Great Depression happened in 1929. It took over 10 years to cure.
Effects of depression:
13 million people became unemployed.
Industrial production fell by nearly 45% between the years 1929 and 1932.
Home-building dropped by 80% between the years 1929 and 1932.
From the years 1929 to 1932, about 5000 banks went out of business.
That’s where when the buyer ran out of the market…. and this is what happening now in 2008. Investors now are panic and cash out from stock market.
As mass production has to be accompanied by mass consumption, mass consumption, in turn, implies a distribution of wealth – not of existing wealth, but of wealth as it is currently produced – to provide men with buying power equal to the amount of goods and services offered by the nation’s economic machinery.

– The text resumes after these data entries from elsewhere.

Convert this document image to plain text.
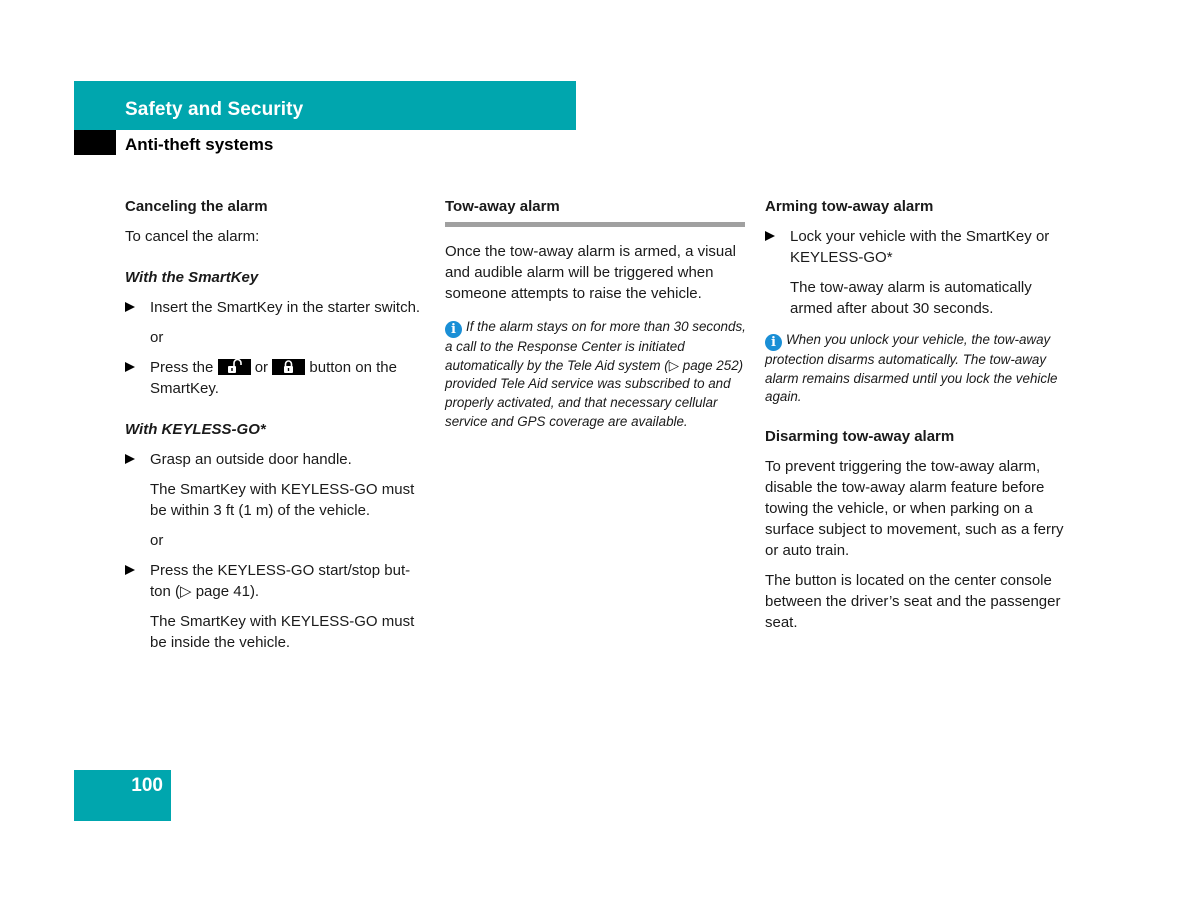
Safety and Security
Anti-theft systems

Canceling the alarm

To cancel the alarm:

With the SmartKey

Insert the SmartKey in the starter switch.

or

Press the	or	button on the SmartKey.

With KEYLESS-GO*

Grasp an outside door handle.

The SmartKey with KEYLESS-GO must be within 3 ft (1 m) of the vehicle.

or

Press the KEYLESS-GO start/stop but-ton (▷ page 41).

The SmartKey with KEYLESS-GO must be inside the vehicle.

Tow-away alarm

Once the tow-away alarm is armed, a visual and audible alarm will be triggered when someone attempts to raise the vehicle.

i If the alarm stays on for more than 30 seconds, a call to the Response Center is initiated automatically by the Tele Aid system (▷ page 252) provided Tele Aid service was subscribed to and properly activated, and that necessary cellular service and GPS coverage are available.

Arming tow-away alarm

Lock your vehicle with the SmartKey or KEYLESS-GO*

The tow-away alarm is automatically armed after about 30 seconds.

i When you unlock your vehicle, the tow-away protection disarms automatically. The tow-away alarm remains disarmed until you lock the vehicle again.

Disarming tow-away alarm

To prevent triggering the tow-away alarm, disable the tow-away alarm feature before towing the vehicle, or when parking on a surface subject to movement, such as a ferry or auto train.

The button is located on the center console between the driver’s seat and the passenger seat.

100
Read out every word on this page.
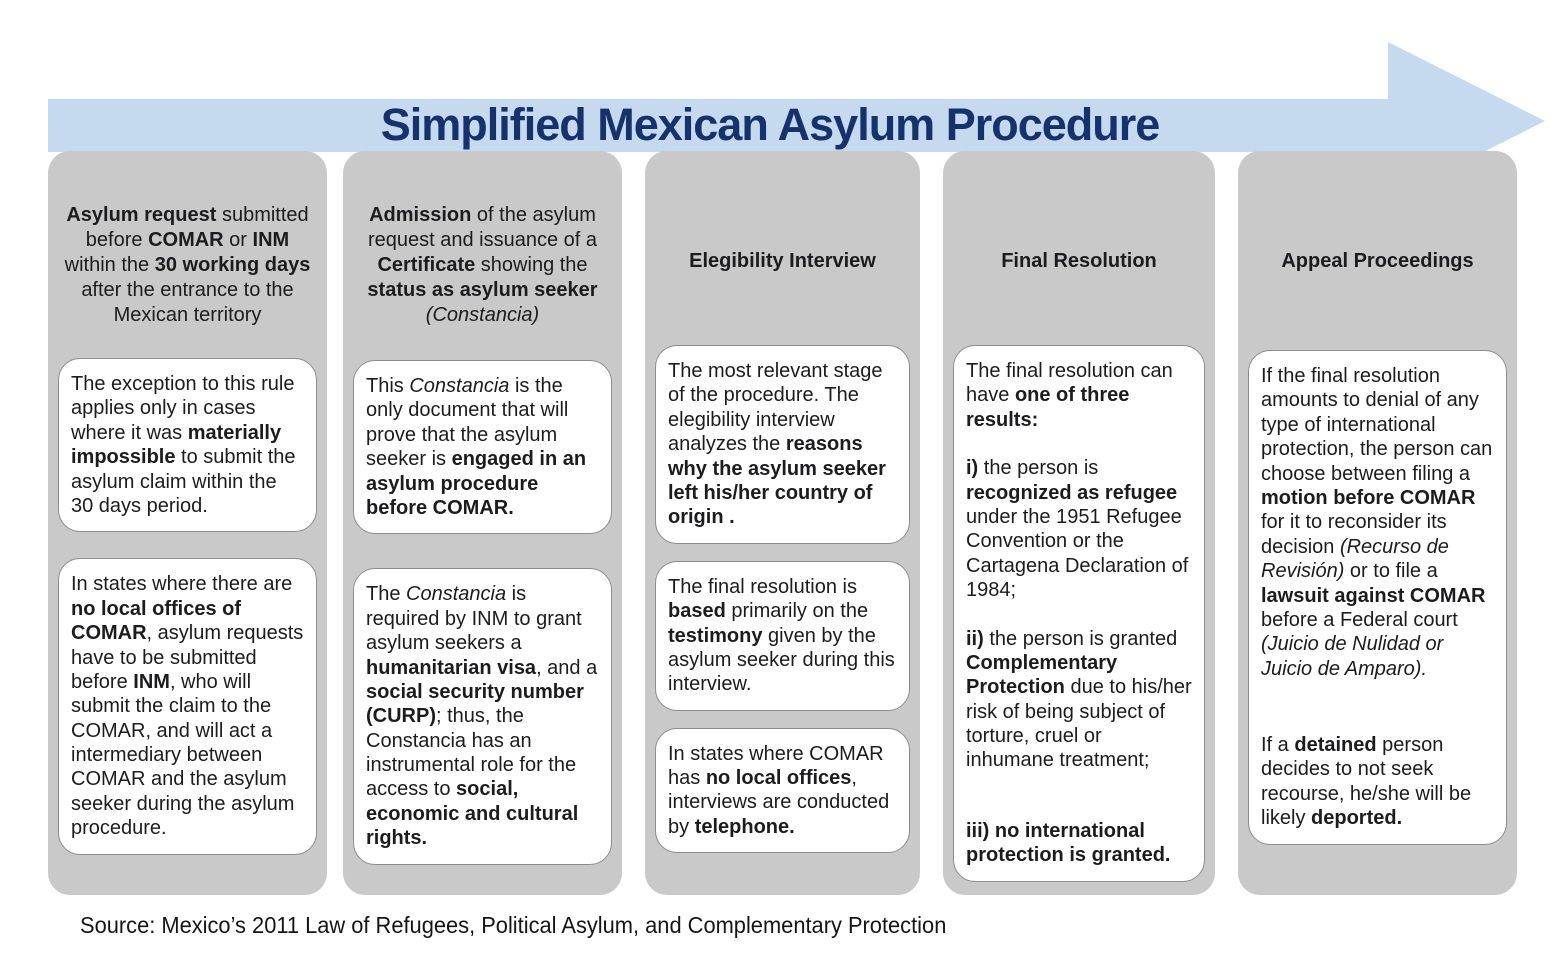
Simplified Mexican Asylum Procedure

Asylum request submitted before COMAR or INM within the 30 working days after the entrance to the Mexican territory

The exception to this rule applies only in cases where it was materially impossible to submit the asylum claim within the 30 days period.

In states where there are no local offices of COMAR, asylum requests have to be submitted before INM, who will submit the claim to the COMAR, and will act a intermediary between COMAR and the asylum seeker during the asylum procedure.

Admission of the asylum request and issuance of a Certificate showing the status as asylum seeker
(Constancia)

This Constancia is the only document that will prove that the asylum seeker is engaged in an asylum procedure before COMAR.

The Constancia is required by INM to grant asylum seekers a humanitarian visa, and a social security number (CURP); thus, the Constancia has an instrumental role for the access to social, economic and cultural rights.

Elegibility Interview

The most relevant stage of the procedure. The elegibility interview analyzes the reasons why the asylum seeker left his/her country of origin .

The final resolution is based primarily on the testimony given by the asylum seeker during this interview.

In states where COMAR has no local offices, interviews are conducted by telephone.

Final Resolution

The final resolution can have one of three results:

i) the person is recognized as refugee under the 1951 Refugee Convention or the Cartagena Declaration of 1984;

ii) the person is granted Complementary Protection due to his/her risk of being subject of torture, cruel or inhumane treatment;

iii) no international protection is granted.

Appeal Proceedings

If the final resolution amounts to denial of any type of international protection, the person can choose between filing a motion before COMAR for it to reconsider its decision (Recurso de Revisión) or to file a lawsuit against COMAR before a Federal court (Juicio de Nulidad or Juicio de Amparo).

If a detained person decides to not seek recourse, he/she will be likely deported.

Source: Mexico’s 2011 Law of Refugees, Political Asylum, and Complementary Protection
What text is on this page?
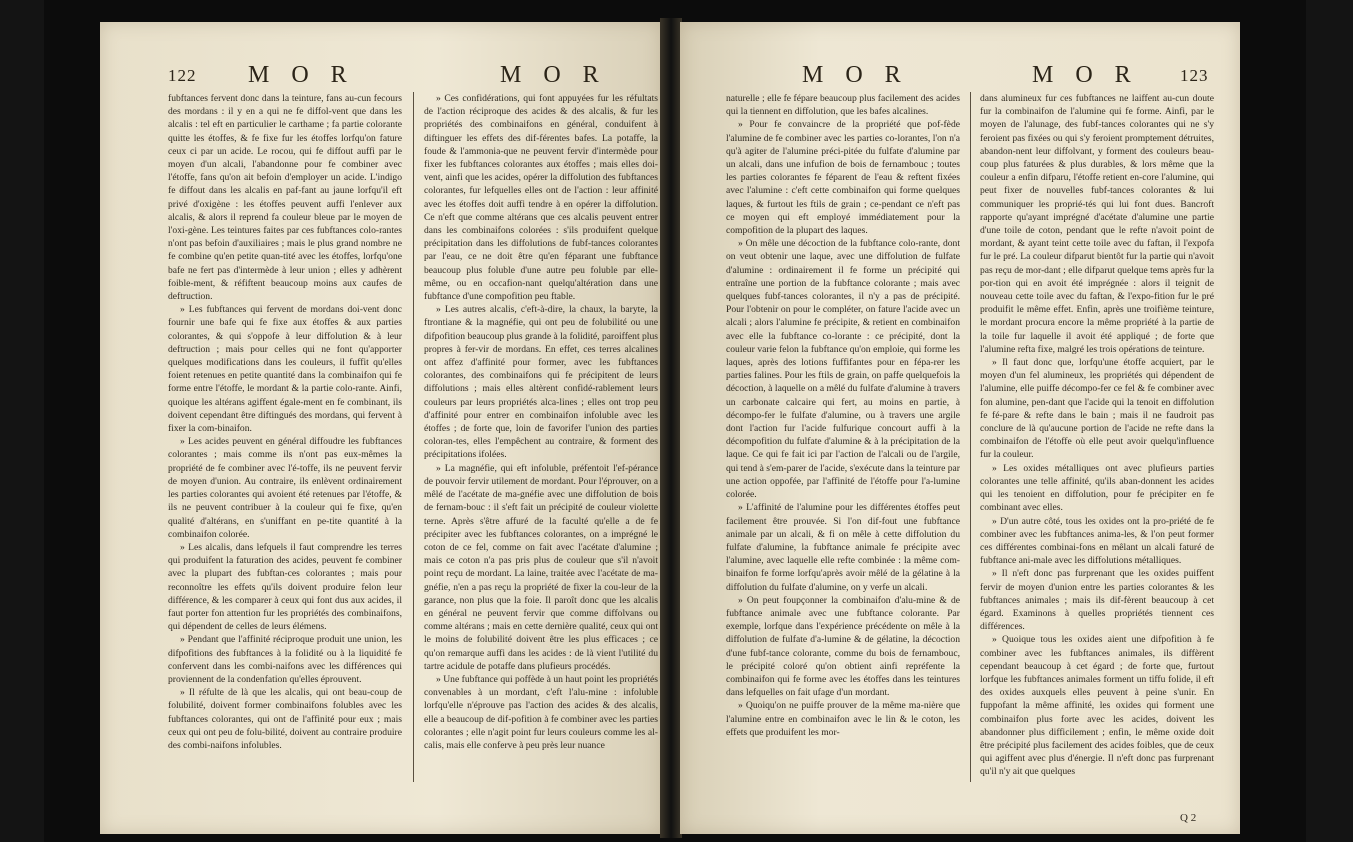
122 M O R	M O R

fubftances fervent donc dans la teinture, fans au-cun fecours des mordans : il y en a qui ne fe diffol-vent que dans les alcalis : tel eft en particulier le carthame ; fa partie colorante quitte les étoffes, & fe fixe fur les étoffes lorfqu'on fature ceux ci par un acide. Le rocou, qui fe diffout auffi par le moyen d'un alcali, l'abandonne pour fe combiner avec l'étoffe, fans qu'on ait befoin d'employer un acide. L'indigo fe diffout dans les alcalis en paf-fant au jaune lorfqu'il eft privé d'oxigène : les étoffes peuvent auffi l'enlever aux alcalis, & alors il reprend fa couleur bleue par le moyen de l'oxi-gène. Les teintures faites par ces fubftances colo-rantes n'ont pas befoin d'auxiliaires ; mais le plus grand nombre ne fe combine qu'en petite quan-tité avec les étoffes, lorfqu'one bafe ne fert pas d'intermède à leur union ; elles y adhèrent foible-ment, & réfiftent beaucoup moins aux caufes de deftruction.

» Les fubftances qui fervent de mordans doi-vent donc fournir une bafe qui fe fixe aux étoffes & aux parties colorantes, & qui s'oppofe à leur diffolution & à leur deftruction ; mais pour celles qui ne font qu'apporter quelques modifications dans les couleurs, il fuffit qu'elles foient retenues en petite quantité dans la combinaifon qui fe forme entre l'étoffe, le mordant & la partie colo-rante. Ainfi, quoique les altérans agiffent égale-ment en fe combinant, ils doivent cependant être diftingués des mordans, qui fervent à fixer la com-binaifon.

» Les acides peuvent en général diffoudre les fubftances colorantes ; mais comme ils n'ont pas eux-mêmes la propriété de fe combiner avec l'é-toffe, ils ne peuvent fervir de moyen d'union. Au contraire, ils enlèvent ordinairement les parties colorantes qui avoient été retenues par l'étoffe, & ils ne peuvent contribuer à la couleur qui fe fixe, qu'en qualité d'altérans, en s'uniffant en pe-tite quantité à la combinaifon colorée.

» Les alcalis, dans lefquels il faut comprendre les terres qui produifent la faturation des acides, peuvent fe combiner avec la plupart des fubftan-ces colorantes ; mais pour reconnoître les effets qu'ils doivent produire felon leur différence, & les comparer à ceux qui font dus aux acides, il faut porter fon attention fur les propriétés des combinaifons, qui dépendent de celles de leurs élémens.

» Pendant que l'affinité réciproque produit une union, les difpofitions des fubftances à la folidité ou à la liquidité fe confervent dans les combi-naifons avec les différences qui proviennent de la condenfation qu'elles éprouvent.

» Il réfulte de là que les alcalis, qui ont beau-coup de folubilité, doivent former combinaifons folubles avec les fubftances colorantes, qui ont de l'affinité pour eux ; mais ceux qui ont peu de folu-bilité, doivent au contraire produire des combi-naifons infolubles.

» Ces confidérations, qui font appuyées fur les réfultats de l'action réciproque des acides & des alcalis, & fur les propriétés des combinaifons en général, conduifent à diftinguer les effets des dif-férentes bafes. La potaffe, la foude & l'ammonia-que ne peuvent fervir d'intermède pour fixer les fubftances colorantes aux étoffes ; mais elles doi-vent, ainfi que les acides, opérer la diffolution des fubftances colorantes, fur lefquelles elles ont de l'action : leur affinité avec les étoffes doit auffi tendre à en opérer la diffolution. Ce n'eft que comme altérans que ces alcalis peuvent entrer dans les combinaifons colorées : s'ils produifent quelque précipitation dans les diffolutions de fubf-tances colorantes par l'eau, ce ne doit être qu'en féparant une fubftance beaucoup plus foluble d'une autre peu foluble par elle-même, ou en occafion-nant quelqu'altération dans une fubftance d'une compofition peu ftable.

» Les autres alcalis, c'eft-à-dire, la chaux, la baryte, la ftrontiane & la magnéfie, qui ont peu de folubilité ou une difpofition beaucoup plus grande à la folidité, paroiffent plus propres à fer-vir de mordans. En effet, ces terres alcalines ont affez d'affinité pour former, avec les fubftances colorantes, des combinaifons qui fe précipitent de leurs diffolutions ; mais elles altèrent confidé-rablement leurs couleurs par leurs propriétés alca-lines ; elles ont trop peu d'affinité pour entrer en combinaifon infoluble avec les étoffes ; de forte que, loin de favorifer l'union des parties coloran-tes, elles l'empêchent au contraire, & forment des précipitations ifolées.

» La magnéfie, qui eft infoluble, préfentoit l'ef-pérance de pouvoir fervir utilement de mordant. Pour l'éprouver, on a mêlé de l'acétate de ma-gnéfie avec une diffolution de bois de fernam-bouc : il s'eft fait un précipité de couleur violette terne. Après s'être affuré de la faculté qu'elle a de fe précipiter avec les fubftances colorantes, on a imprégné le coton de ce fel, comme on fait avec l'acétate d'alumine ; mais ce coton n'a pas pris plus de couleur que s'il n'avoit point reçu de mordant. La laine, traitée avec l'acétate de ma-gnéfie, n'en a pas reçu la propriété de fixer la cou-leur de la garance, non plus que la foie. Il paroît donc que les alcalis en général ne peuvent fervir que comme diffolvans ou comme altérans ; mais en cette dernière qualité, ceux qui ont le moins de folubilité doivent être les plus efficaces ; ce qu'on remarque auffi dans les acides : de là vient l'utilité du tartre acidule de potaffe dans plufieurs procédés.

» Une fubftance qui poffède à un haut point les propriétés convenables à un mordant, c'eft l'alu-mine : infoluble lorfqu'elle n'éprouve pas l'action des acides & des alcalis, elle a beaucoup de dif-pofition à fe combiner avec les parties colorantes ; elle n'agit point fur leurs couleurs comme les al-calis, mais elle conferve à peu près leur nuance

M O R	M O R 123

naturelle ; elle fe fépare beaucoup plus facilement des acides qui la tiennent en diffolution, que les bafes alcalines.

» Pour fe convaincre de la propriété que pof-fède l'alumine de fe combiner avec les parties co-lorantes, l'on n'a qu'à agiter de l'alumine préci-pitée du fulfate d'alumine par un alcali, dans une infufion de bois de fernambouc ; toutes les parties colorantes fe féparent de l'eau & reftent fixées avec l'alumine : c'eft cette combinaifon qui forme quelques laques, & furtout les ftils de grain ; ce-pendant ce n'eft pas ce moyen qui eft employé immédiatement pour la compofition de la plupart des laques.

» On mêle une décoction de la fubftance colo-rante, dont on veut obtenir une laque, avec une diffolution de fulfate d'alumine : ordinairement il fe forme un précipité qui entraîne une portion de la fubftance colorante ; mais avec quelques fubf-tances colorantes, il n'y a pas de précipité. Pour l'obtenir on pour le compléter, on fature l'acide avec un alcali ; alors l'alumine fe précipite, & retient en combinaifon avec elle la fubftance co-lorante : ce précipité, dont la couleur varie felon la fubftance qu'on emploie, qui forme les laques, après des lotions fuffifantes pour en fépa-rer les parties falines. Pour les ftils de grain, on paffe quelquefois la décoction, à laquelle on a mêlé du fulfate d'alumine à travers un carbonate calcaire qui fert, au moins en partie, à décompo-fer le fulfate d'alumine, ou à travers une argile dont l'action fur l'acide fulfurique concourt auffi à la décompofition du fulfate d'alumine & à la précipitation de la laque. Ce qui fe fait ici par l'action de l'alcali ou de l'argile, qui tend à s'em-parer de l'acide, s'exécute dans la teinture par une action oppofée, par l'affinité de l'étoffe pour l'a-lumine colorée.

» L'affinité de l'alumine pour les différentes étoffes peut facilement être prouvée. Si l'on dif-fout une fubftance animale par un alcali, & fi on mêle à cette diffolution du fulfate d'alumine, la fubftance animale fe précipite avec l'alumine, avec laquelle elle refte combinée : la même com-binaifon fe forme lorfqu'après avoir mêlé de la gélatine à la diffolution du fulfate d'alumine, on y verfe un alcali.

» On peut foupçonner la combinaifon d'alu-mine & de fubftance animale avec une fubftance colorante. Par exemple, lorfque dans l'expérience précédente on mêle à la diffolution de fulfate d'a-lumine & de gélatine, la décoction d'une fubf-tance colorante, comme du bois de fernambouc, le précipité coloré qu'on obtient ainfi repréfente la combinaifon qui fe forme avec les étoffes dans les teintures dans lefquelles on fait ufage d'un mordant.

» Quoiqu'on ne puiffe prouver de la même ma-nière que l'alumine entre en combinaifon avec le lin & le coton, les effets que produifent les mor-

dans alumineux fur ces fubftances ne laiffent au-cun doute fur la combinaifon de l'alumine qui fe forme. Ainfi, par le moyen de l'alunage, des fubf-tances colorantes qui ne s'y feroient pas fixées ou qui s'y feroient promptement détruites, abandon-nent leur diffolvant, y forment des couleurs beau-coup plus faturées & plus durables, & lors même que la couleur a enfin difparu, l'étoffe retient en-core l'alumine, qui peut fixer de nouvelles fubf-tances colorantes & lui communiquer les proprié-tés qui lui font dues. Bancroft rapporte qu'ayant imprégné d'acétate d'alumine une partie d'une toile de coton, pendant que le refte n'avoit point de mordant, & ayant teint cette toile avec du faftan, il l'expofa fur le pré. La couleur difparut bientôt fur la partie qui n'avoit pas reçu de mor-dant ; elle difparut quelque tems après fur la por-tion qui en avoit été imprégnée : alors il teignit de nouveau cette toile avec du faftan, & l'expo-fition fur le pré produifit le même effet. Enfin, après une troifième teinture, le mordant procura encore la même propriété à la partie de la toile fur laquelle il avoit été appliqué ; de forte que l'alumine refta fixe, malgré les trois opérations de teinture.

» Il faut donc que, lorfqu'une étoffe acquiert, par le moyen d'un fel alumineux, les propriétés qui dépendent de l'alumine, elle puiffe décompo-fer ce fel & fe combiner avec fon alumine, pen-dant que l'acide qui la tenoit en diffolution fe fé-pare & refte dans le bain ; mais il ne faudroit pas conclure de là qu'aucune portion de l'acide ne refte dans la combinaifon de l'étoffe où elle peut avoir quelqu'influence fur la couleur.

» Les oxides métalliques ont avec plufieurs parties colorantes une telle affinité, qu'ils aban-donnent les acides qui les tenoient en diffolution, pour fe précipiter en fe combinant avec elles.

» D'un autre côté, tous les oxides ont la pro-priété de fe combiner avec les fubftances anima-les, & l'on peut former ces différentes combinai-fons en mêlant un alcali faturé de fubftance ani-male avec les diffolutions métalliques.

» Il n'eft donc pas furprenant que les oxides puiffent fervir de moyen d'union entre les parties colorantes & les fubftances animales ; mais ils dif-fèrent beaucoup à cet égard. Examinons à quelles propriétés tiennent ces différences.

» Quoique tous les oxides aient une difpofition à fe combiner avec les fubftances animales, ils diffèrent cependant beaucoup à cet égard ; de forte que, furtout lorfque les fubftances animales forment un tiffu folide, il eft des oxides auxquels elles peuvent à peine s'unir. En fuppofant la même affinité, les oxides qui forment une combinaifon plus forte avec les acides, doivent les abandonner plus difficilement ; enfin, le même oxide doit être précipité plus facilement des acides foibles, que de ceux qui agiffent avec plus d'énergie. Il n'eft donc pas furprenant qu'il n'y ait que quelques

Q 2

Instead of achieving that kind of distribution, a giant suction pump had by 1929-30 drawn into a few hands an increasing portion of currently produced wealth. This served them as capital accumulations. But by taking purchasing power out of the hands of mass consumers, the savers denied to themselves the kind of effective demand for their products that would justify a reinvestment of their capital accumulations in new plants. In consequence, as in a poker game where the chips were concentrated in fewer and fewer hands, the other fellows could stay in the game only by borrowing. When their credit ran out, the game stopped.